Got it. And then I think you mentioned you're expecting a readout later this year. I assume this is the Phase I for the 102 program?

That's correct. Exactly.

And what would you view a positive outcome for that study when it reads out?

Sure. If we're testing multiple doses between 20 micrograms and 80 micrograms, and we want to see some similarity between that and the subcutaneous control. If we're demonstrating that and we've done some other work on potentially the PD effects in a preclinical setting, that combined story should give us a lot of confidence and hopefully investors as well on how this program would look into a Phase II or a Phase III.

And the next step would be similar to 101, a repeat dose study would follow?

That's correct. That's the plan. Yes.

And well, I guess, the repeat dose study that's getting underway later this year for 101, just maybe describe the -- I'm sure you won't give the details until it actually launches, but maybe just give us some broad outlines of what that study looks like?

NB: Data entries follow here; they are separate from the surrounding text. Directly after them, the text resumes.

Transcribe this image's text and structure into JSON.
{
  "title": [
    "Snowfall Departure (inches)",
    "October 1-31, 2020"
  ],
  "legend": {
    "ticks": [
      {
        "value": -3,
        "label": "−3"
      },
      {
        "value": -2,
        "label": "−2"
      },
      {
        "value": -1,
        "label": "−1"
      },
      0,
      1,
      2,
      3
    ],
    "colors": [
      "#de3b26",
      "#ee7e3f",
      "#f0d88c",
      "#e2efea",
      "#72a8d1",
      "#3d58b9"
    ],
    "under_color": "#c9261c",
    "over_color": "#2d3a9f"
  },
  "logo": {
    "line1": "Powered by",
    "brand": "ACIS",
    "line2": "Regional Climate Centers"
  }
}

Yes. So just to clarify, the repeat dose study that's sort of the gate there with the RT-101 is going to be the study without a drug in it. So we will do a device platform only. What we're doing with RT-101 in the meantime is we are reformulating the octreotide into a sustained release, as Mir Hashim, our CSO, was mentioning with RT-110, which is a sustained release version of our RT-102. We're doing a similar thing with RT-101 so that the product profile looks more like Sandostatin LAR.

Okay. And then you talked a little bit about the DIP, obviously, running on technology. And I assume there'll be IP for each individual product as a method of use or other composition?

Yes. So we have filed patents on the combination of our platform and specific drugs and the PK profiles that you can achieve with that. We've -- many of those have been issued. And then, of course, there's the patent protection of the platform itself, which -- it's not easy to do this. So that affords a lot of not only differentiation but protection.

Obviously, this is a platform, I think, that outside partners would be very interested in. I think you mentioned there's 2 existing partnerships for programs that are at the preclinical stage, I believe?

That's correct. So those are with Novartis and Changchun GeneScience, correct.

And the plan is to continue expanding that aspect of the company strategy?

Absolutely. And particularly now that we have the RaniPill HC, there are many, many more drugs and just by virtue of what those drugs are a number of them are still on patent. The inbound interest we're getting around these is really -- it's dramatically gone up because of the RaniPill HC. And I think we're looking at whether it's life cycle management, novel products and even some additional categories beyond proteins, peptides, antibodies looking at oligonucleotides as an example, mRNA therapies, these have been some of the inbound interest that we've gotten that I think will take seriously.

Well, like I said earlier, I think this is a really exciting and unique technology. So we look forward to seeing the additional clinical results later this year. So I want to thank you for spending time with us this afternoon. I think it was a great overview.

Yes. I really appreciate it, Serge. Thank you on behalf of the team for the time and for all the questions. Great.